Bakanlığın kuruluşunun yıldönümünde, mayıs 2011'de ulusal boyutta eylemlilik çağrısı yapıyoruz. Bu bakanlığın derhal iptal edilmesini, bu politikanın hemen terk edilmesini ve kağıtsız (kayıt dışı) göçmenlerin yasal haklarına kavuşturulmasını talep ediyoruz.
28 Mayısta Barbes'te düzenledikleri gösteride en dikkat çekici slogan "ni Charters ni Kärcher" idi. Charters, göçmenlerin sınır dışı edilmesinde en çok başvurulan yöntem olan çartır uçaklarını ifade ediyor. Çartır deyince akla göçmenlerin sınır dışı edilmesindeki tüm süreç geliyor. 2011 yılında 28.000 göçmenin sınır dışı edileceği öngörülüyor örneğin. Göçmenler sınır dışı edilmeden önce Fransa genelinde sayıları 21’e ulaşan Tutuk Evlerinde (Center de Retention) tutuluyor, buralardaki tutukluluk süresi yeni bir düzenlemeyle 45 güne çıkarılmış durumda.

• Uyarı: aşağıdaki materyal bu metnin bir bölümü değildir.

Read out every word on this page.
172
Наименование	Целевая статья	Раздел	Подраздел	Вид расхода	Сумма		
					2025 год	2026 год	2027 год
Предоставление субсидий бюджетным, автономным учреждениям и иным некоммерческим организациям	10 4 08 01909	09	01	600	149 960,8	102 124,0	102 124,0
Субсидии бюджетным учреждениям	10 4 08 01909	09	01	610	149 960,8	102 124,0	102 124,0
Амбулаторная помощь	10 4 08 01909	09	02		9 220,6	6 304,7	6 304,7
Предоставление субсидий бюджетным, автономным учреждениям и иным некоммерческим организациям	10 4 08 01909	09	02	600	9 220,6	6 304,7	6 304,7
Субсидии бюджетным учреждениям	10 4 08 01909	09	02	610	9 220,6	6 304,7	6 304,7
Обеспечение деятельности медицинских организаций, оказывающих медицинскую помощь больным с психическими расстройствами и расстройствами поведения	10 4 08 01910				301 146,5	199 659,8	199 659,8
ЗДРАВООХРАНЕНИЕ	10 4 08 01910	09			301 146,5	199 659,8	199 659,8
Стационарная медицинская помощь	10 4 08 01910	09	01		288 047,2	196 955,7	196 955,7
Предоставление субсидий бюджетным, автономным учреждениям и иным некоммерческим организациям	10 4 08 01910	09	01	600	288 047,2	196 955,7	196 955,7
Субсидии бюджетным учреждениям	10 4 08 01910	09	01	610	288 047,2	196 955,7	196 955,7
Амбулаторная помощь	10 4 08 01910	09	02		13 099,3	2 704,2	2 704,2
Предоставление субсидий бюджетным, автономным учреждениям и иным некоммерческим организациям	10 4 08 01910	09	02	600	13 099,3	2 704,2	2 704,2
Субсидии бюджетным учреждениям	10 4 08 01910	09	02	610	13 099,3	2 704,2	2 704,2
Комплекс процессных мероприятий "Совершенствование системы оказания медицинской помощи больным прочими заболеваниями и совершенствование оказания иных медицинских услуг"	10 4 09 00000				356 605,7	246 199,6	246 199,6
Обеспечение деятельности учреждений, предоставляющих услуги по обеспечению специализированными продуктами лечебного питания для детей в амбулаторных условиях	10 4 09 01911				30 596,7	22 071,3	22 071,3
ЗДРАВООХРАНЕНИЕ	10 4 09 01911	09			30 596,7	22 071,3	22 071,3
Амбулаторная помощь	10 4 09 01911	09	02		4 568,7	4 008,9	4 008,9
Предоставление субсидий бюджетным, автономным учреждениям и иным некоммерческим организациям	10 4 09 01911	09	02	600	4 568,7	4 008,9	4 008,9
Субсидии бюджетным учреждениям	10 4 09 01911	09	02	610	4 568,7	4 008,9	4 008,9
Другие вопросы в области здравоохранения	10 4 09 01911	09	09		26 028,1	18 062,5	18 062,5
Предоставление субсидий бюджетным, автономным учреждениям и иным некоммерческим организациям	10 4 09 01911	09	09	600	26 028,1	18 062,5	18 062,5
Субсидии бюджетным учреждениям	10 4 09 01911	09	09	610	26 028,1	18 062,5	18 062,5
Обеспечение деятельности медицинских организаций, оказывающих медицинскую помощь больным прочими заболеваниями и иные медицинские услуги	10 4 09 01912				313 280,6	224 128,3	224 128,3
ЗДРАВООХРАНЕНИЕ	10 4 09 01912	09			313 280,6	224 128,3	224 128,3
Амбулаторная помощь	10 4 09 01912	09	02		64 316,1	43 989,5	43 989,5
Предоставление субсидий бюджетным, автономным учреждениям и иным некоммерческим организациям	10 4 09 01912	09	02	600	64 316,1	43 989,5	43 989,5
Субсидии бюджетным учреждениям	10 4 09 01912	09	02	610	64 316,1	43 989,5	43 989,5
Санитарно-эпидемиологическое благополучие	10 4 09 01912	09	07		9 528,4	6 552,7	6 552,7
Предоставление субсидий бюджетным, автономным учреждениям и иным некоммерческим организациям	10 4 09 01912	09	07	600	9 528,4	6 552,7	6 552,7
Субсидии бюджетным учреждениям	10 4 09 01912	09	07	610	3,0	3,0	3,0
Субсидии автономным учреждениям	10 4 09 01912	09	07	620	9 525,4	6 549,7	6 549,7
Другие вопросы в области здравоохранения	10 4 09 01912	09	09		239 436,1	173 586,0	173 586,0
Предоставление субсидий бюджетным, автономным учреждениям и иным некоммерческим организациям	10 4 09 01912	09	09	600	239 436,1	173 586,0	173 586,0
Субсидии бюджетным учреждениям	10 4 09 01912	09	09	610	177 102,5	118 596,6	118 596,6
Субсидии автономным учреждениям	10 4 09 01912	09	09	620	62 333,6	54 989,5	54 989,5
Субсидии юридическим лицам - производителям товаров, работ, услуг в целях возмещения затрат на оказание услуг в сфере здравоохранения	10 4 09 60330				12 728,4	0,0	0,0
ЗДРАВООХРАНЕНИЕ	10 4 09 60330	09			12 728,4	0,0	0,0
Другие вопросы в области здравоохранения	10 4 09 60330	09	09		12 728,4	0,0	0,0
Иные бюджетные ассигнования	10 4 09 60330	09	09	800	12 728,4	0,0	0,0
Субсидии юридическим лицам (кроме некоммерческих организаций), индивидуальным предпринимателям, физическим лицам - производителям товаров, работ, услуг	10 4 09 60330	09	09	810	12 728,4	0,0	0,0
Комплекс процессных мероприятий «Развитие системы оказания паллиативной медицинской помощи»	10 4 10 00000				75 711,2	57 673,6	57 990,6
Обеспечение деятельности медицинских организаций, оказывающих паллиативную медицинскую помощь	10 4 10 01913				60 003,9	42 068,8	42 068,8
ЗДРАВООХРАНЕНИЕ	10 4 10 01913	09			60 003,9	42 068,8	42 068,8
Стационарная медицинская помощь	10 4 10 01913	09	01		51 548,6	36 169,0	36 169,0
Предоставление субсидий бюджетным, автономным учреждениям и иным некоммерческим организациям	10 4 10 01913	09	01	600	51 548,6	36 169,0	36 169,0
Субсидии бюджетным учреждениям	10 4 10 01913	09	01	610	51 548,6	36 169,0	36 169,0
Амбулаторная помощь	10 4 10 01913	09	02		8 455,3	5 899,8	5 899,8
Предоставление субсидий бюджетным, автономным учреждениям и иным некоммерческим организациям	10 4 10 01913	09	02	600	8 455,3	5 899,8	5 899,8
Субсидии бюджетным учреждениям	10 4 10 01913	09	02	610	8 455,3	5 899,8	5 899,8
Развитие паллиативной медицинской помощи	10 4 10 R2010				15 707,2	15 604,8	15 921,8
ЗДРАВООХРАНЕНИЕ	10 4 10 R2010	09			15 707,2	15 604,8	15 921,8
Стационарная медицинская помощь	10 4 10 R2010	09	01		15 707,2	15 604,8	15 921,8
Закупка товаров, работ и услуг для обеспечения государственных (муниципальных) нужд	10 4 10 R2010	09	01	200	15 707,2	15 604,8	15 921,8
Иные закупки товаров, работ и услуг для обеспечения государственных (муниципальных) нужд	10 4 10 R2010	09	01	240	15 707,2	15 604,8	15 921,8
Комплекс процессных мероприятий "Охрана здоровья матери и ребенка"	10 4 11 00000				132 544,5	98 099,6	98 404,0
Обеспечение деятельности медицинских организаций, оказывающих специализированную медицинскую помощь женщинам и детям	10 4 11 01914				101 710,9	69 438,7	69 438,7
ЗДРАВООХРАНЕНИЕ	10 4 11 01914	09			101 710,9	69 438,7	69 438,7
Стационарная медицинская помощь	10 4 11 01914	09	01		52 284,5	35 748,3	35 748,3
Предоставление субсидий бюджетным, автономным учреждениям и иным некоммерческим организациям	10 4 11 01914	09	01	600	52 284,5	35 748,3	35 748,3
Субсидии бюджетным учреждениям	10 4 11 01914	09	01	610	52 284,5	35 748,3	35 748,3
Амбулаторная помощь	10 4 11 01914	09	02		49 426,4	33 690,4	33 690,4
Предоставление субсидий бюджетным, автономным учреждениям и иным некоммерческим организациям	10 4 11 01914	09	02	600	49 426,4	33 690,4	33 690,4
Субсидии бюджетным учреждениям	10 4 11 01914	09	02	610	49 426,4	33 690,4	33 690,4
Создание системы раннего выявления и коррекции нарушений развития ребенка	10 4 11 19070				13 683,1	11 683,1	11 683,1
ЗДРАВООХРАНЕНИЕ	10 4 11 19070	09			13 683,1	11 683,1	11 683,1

Kärcher ise hükümetin ırkçı söyleminin sembolik anlarından biri: 2005 Haziranında, Sarkozy henüz İçişleri Bakanıyken, Courneuve şehrinde iki çetenin çatışması sırasında 11 yaşındaki bir çocuğun ölümü üzerine “buraları Kärcher’le bir güzel temizlemek lazım” demiş (Kärcher, yüksek basınçlı temizlik makinaları üreten bir Alman markası). Göçmenleri basınçlı suyla temizlemek gibi bir benzetmeye başvurabilmesi, onları “pislik”le eşdeğer tutması, iktidara geldiğinde yürüteceği göçmen politikalarının habercisi niteliğinde. İşte D’auilleurs Nous Sommes d’Ici’nin temel sloganı, göçmen meselesindeki bu iki ayrımcı, ırkçı ve insanlık dışı yaklaşımın karşısında ortak bir tavır alma niyetinde olanları bir araya getiriyor.
Temel zihniyet ve ırkçı, ayrımcı söylemlerin medya kanalıyla yaygınlaştırılması ve normalleştirilmesi diğer bir önemli nokta. Göçmenler özellikleri dinleri üzerinden ayrımcılığa maruz kalıyor, İslam marjinalleştiriliyor ve tüm kötülüklerin, tüm toplumsal sorunların kaynağı olarak betimleniyor, dolayısıyla bu dine mensup olan herkes potansiyel toplum düşmanına dönüşüyor. Bu formüller de cidden çok tanıdık…
Fransa artık ezilenlerin dostu değil… Fransa’da ciddi bir Türkiyeli Kürt ve Solcu siyasi göçmen topluluğu yaşıyor. Bunlar 80 ve 90’ların başlarında buraya iltica etmiş, kendilerine kolaylıklar gösterilmiş, Enstitüler kurulmuş vs... Fransa’nın o dönemdeki tavrı ezilen halklara kucak açmak. 20 yıl içinde o noktadan göçmenleri ezen bir sisteme evrilmişler. O yüzden örneğin dün Evry ve Villiers le Bel’deki Kürt derneklerine düzenlenen baskınlar bir anlamda şaşırtıcı değil. Zira artık Kürtler Fransa için ezilen bir halkın mensupları değil, Fransa’da rahat yüzü görmemesi gereken müslüman göçmen gruplarından biri. Bu noktada işlerine geliyorsa ve bu baskınları gerekçelendirmelerine yarıyorsa Türkiye ile de işbirliğinden geri durmayacaklardır...
Türkiye’nin 2011 seçimlerinde oluşan Emek, Demokrasi ve Özgürlük Bloğu’na çok benziyor d’ailleurs nous sommes d’ici. Türkiye’de nasıl ki özgürlük ve demokrasinin yolu Kürtlerin demokratik haklarına kavuşmasından geçiyorsa, Fransa’da da göçmenlerin özgürleşmesinden ve yasal haklarını kazanmasından geçiyor. Evet, “dünya halklarının kaderi ve mücadelesi ortaktır”. Bize düşen de nerede olursak olalım ezilenlerin yanında saf tutmak.